Online booking system for farm visits

The farm manages its visits through an online booking system that was implemented due to COVID.

“Our first priority is the safety of our staff and customers, which is why we abide by all the required COVID rules.

“Furthermore, our booking system manages the number of people visiting the farm at any particular time.”

Karen says the booking system has been transformational for their business and that they will keep on using it in the future.

“For us, it manages the flow of traffic to the farm. The customers like it as it does away with the long queuing that they had to endure before.”

But it means that they cannot book as many people over weekends as they would like to.

However, COVID has led to more people working on a hybrid basis giving them more flexibility to book visits during the week.

€50 per tree

Killakee’s Christmas trees sell for €50unit up to 8ft tall. Karen says relatively speaking, their trees are “reasonably priced”.

Though, the price will most probably increase next year, the first time in more than 10 years.

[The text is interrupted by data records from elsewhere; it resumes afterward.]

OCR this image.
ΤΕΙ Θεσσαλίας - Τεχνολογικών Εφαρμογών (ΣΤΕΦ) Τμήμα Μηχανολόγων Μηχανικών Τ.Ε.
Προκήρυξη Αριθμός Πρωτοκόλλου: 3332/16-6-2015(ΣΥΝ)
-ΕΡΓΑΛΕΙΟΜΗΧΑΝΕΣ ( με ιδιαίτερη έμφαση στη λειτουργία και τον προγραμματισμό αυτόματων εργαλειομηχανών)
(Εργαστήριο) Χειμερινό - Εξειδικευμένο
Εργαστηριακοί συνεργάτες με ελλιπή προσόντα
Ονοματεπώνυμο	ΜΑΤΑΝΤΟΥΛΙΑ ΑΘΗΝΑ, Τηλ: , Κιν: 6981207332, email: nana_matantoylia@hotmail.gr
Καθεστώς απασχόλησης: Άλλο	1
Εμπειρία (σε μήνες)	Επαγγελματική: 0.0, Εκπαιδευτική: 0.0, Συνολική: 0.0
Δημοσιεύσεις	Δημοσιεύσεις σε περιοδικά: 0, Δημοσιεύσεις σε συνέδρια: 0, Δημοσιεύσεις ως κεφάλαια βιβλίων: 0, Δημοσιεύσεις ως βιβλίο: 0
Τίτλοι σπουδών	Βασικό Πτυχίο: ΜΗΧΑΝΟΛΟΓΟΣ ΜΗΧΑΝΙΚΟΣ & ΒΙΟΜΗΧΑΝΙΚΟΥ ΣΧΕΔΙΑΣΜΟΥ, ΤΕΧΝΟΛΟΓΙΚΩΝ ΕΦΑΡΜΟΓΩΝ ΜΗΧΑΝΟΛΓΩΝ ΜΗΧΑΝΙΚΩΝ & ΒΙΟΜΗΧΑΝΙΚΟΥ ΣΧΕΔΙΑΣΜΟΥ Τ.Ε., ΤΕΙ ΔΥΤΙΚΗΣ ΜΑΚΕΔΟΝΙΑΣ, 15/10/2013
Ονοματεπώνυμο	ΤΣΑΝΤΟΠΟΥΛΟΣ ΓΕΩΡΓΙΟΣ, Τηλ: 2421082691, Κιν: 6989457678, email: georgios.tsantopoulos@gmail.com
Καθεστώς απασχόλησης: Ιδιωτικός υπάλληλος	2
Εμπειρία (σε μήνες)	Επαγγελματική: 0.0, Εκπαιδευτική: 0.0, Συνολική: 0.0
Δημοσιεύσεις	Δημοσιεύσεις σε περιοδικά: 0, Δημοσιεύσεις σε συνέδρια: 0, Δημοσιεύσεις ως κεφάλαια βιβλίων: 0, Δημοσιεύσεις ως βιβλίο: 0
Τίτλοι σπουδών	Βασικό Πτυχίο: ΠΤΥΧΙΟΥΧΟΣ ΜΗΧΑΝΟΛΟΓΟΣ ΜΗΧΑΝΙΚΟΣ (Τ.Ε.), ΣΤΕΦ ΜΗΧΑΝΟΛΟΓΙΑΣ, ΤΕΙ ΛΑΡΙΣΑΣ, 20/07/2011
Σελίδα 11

Preparing Christmas trees for the market involves pruning it in the summer to develop the right shape.

This includes controlling the leader (the very top of the tree). The height of the leader defines the layers between branches. If it becomes too tall it will lead to too many gaps between the layers of branches.

The biggest threat to the Killagee enterprise is the weather. Karen says extreme weather conditions mean that they have to close the business and reschedule bookings.

“We are a very exposed site, and we are not going to do anything that puts the health and safety of our staff and customers at risk.”

“Moreover, since we are only open for business for a few weeks, losing a day to bad weather can have a significant impact on the operations.”

Responding to what they like the most about the Christmas tree business, Karen says: “We love the joy we can bring to people’s lives and being part of their annual tradition.”

“It is pleasing to see our regular customers coming back each year and them sharing how they appreciate the opportunity to visit the farm. We are fortunate to have an idyllic location that we can share with people.”